Амвросий едва заметно улыбнулся.
— Так не желаешь Ромоданова в Иерусалим?
— Ни, ни, нехай хлопец в Москве клокчет да на твоих очах Богу молится. А у меня не рука ему быть.
— Ну, стало быть, в Донской… к Антонию… — обратился Амвросий к баричу.
— Как прикажете! — весело и бойко проговорил Абрам, играя своей красивой шляпой, лежавшей на его коленях.
Преосвященный пригляделся, молча и пристально, к баричу, вздохнул как-то странно, будто позавидовал молодому юноше богачу и отпустил со словами:
— Мой усердный поклон бабушке… Так, когда угодно, я скажу Антонию…
И Абрам, выйдя из келии, быстро сбежал по лестнице на подъезд.
«Спасибо, этот сморчок меня не захотел к себе, — думал он. — А то бы в Новый Иерусалим… Не ближний свет! Шутка сказать! А Донской все-таки под городом».
XXVIII
На Введенских горах, в одной из горниц большого каменного флигеля, прилегающего к еще большему казенному зданию огромных размеров, сидел за своим письменным столом доктор Шафонский, директор военного госпиталя.
Около него, на подачу руки, лежали в беспорядке кипы разных книг иностранной печати. Шафонский вообще много работал, но за последние дни более, чем когда-либо.

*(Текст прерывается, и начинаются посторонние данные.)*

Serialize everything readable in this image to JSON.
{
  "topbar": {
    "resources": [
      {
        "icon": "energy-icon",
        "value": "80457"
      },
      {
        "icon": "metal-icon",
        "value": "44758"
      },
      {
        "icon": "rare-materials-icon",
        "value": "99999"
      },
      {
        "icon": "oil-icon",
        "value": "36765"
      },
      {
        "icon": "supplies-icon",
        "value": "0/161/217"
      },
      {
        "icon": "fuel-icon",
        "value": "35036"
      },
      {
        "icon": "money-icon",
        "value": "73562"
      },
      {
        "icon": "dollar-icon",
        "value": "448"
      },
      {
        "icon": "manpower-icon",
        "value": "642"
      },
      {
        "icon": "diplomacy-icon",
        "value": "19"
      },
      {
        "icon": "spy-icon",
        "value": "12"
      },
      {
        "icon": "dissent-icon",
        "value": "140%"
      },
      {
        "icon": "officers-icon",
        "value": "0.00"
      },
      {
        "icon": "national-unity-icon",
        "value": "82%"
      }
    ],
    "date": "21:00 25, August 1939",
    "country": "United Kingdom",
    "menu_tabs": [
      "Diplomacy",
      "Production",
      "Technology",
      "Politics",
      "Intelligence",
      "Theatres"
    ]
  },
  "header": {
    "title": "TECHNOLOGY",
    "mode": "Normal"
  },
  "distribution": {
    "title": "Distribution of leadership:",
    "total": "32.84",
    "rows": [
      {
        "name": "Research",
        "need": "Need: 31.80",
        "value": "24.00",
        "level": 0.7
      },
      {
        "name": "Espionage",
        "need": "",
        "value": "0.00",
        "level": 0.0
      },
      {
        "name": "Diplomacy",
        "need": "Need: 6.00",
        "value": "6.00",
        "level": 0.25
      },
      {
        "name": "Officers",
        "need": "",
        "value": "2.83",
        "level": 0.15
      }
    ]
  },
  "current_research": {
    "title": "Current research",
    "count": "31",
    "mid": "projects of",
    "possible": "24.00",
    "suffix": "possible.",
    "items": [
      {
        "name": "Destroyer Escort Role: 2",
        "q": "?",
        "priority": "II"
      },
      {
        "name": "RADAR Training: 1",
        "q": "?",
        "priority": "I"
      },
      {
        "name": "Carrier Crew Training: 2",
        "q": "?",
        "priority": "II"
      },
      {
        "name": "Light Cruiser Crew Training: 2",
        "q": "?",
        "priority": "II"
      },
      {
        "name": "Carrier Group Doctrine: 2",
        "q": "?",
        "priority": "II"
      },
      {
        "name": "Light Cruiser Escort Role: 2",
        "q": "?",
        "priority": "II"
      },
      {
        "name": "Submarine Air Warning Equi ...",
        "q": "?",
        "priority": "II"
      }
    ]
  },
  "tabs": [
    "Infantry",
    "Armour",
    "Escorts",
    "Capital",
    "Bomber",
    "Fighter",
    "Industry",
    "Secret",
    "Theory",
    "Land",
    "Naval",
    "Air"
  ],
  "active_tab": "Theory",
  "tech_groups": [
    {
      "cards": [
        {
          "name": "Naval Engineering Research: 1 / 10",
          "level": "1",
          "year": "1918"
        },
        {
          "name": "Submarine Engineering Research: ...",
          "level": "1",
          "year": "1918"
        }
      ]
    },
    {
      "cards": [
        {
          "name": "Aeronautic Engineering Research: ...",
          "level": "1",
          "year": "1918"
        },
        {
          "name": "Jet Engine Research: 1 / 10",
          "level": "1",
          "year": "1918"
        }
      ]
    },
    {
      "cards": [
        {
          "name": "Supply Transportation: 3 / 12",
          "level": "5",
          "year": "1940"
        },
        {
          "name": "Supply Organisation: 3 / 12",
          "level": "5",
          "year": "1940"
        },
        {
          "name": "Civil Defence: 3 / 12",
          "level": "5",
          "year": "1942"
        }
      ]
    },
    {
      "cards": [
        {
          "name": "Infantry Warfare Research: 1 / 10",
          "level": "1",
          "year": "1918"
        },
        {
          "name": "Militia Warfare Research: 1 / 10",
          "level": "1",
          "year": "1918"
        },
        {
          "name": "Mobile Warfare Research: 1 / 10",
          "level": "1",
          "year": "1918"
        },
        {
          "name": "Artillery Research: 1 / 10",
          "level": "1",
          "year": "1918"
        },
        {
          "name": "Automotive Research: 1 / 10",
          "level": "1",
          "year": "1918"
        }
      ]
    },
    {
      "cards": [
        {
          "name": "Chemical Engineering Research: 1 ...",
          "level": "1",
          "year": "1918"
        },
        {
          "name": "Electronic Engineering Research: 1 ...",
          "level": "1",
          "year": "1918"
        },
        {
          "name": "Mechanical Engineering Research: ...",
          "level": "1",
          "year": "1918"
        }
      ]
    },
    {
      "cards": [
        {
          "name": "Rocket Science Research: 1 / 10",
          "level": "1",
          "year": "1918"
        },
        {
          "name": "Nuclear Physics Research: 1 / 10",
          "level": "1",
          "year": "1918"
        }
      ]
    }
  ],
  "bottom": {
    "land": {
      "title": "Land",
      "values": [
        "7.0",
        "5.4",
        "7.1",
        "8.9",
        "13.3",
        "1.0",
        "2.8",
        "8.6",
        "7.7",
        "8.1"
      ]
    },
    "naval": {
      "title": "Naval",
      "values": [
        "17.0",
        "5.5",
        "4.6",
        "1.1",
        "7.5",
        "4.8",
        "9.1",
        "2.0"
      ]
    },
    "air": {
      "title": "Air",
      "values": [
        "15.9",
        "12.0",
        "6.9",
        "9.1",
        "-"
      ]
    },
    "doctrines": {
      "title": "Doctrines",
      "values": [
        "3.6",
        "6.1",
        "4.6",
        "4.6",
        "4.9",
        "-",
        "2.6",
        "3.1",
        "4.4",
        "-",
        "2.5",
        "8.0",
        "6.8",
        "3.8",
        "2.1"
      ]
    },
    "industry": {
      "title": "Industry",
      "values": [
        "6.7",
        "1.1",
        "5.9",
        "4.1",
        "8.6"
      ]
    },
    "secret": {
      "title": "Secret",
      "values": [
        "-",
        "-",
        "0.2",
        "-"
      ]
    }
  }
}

Уже более двух недель он находился в тревожном состоянии. В его госпиталь взошла болезнь, не поддававшаяся никакому лечению. Все заболевшие умирали.
Доктор и директор госпиталя был человек умный, начитанный, не только медик, но еще ученый, человек крайне образованный по своему времени. Его, доктора, уже давно интересовала та болезнь, которая была на южнорусских границах и опустошала Молдавию и Валахию. Прислушиваясь, приглядываясь к тому, что делала чума на далекой окраине, Шафонскому не раз приходило на ум, что, пожалуй, эта болезнь может перейти и на север, пробраться в Россию, в самое сердце ее, вместе с возвращавшимися на родину солдатами.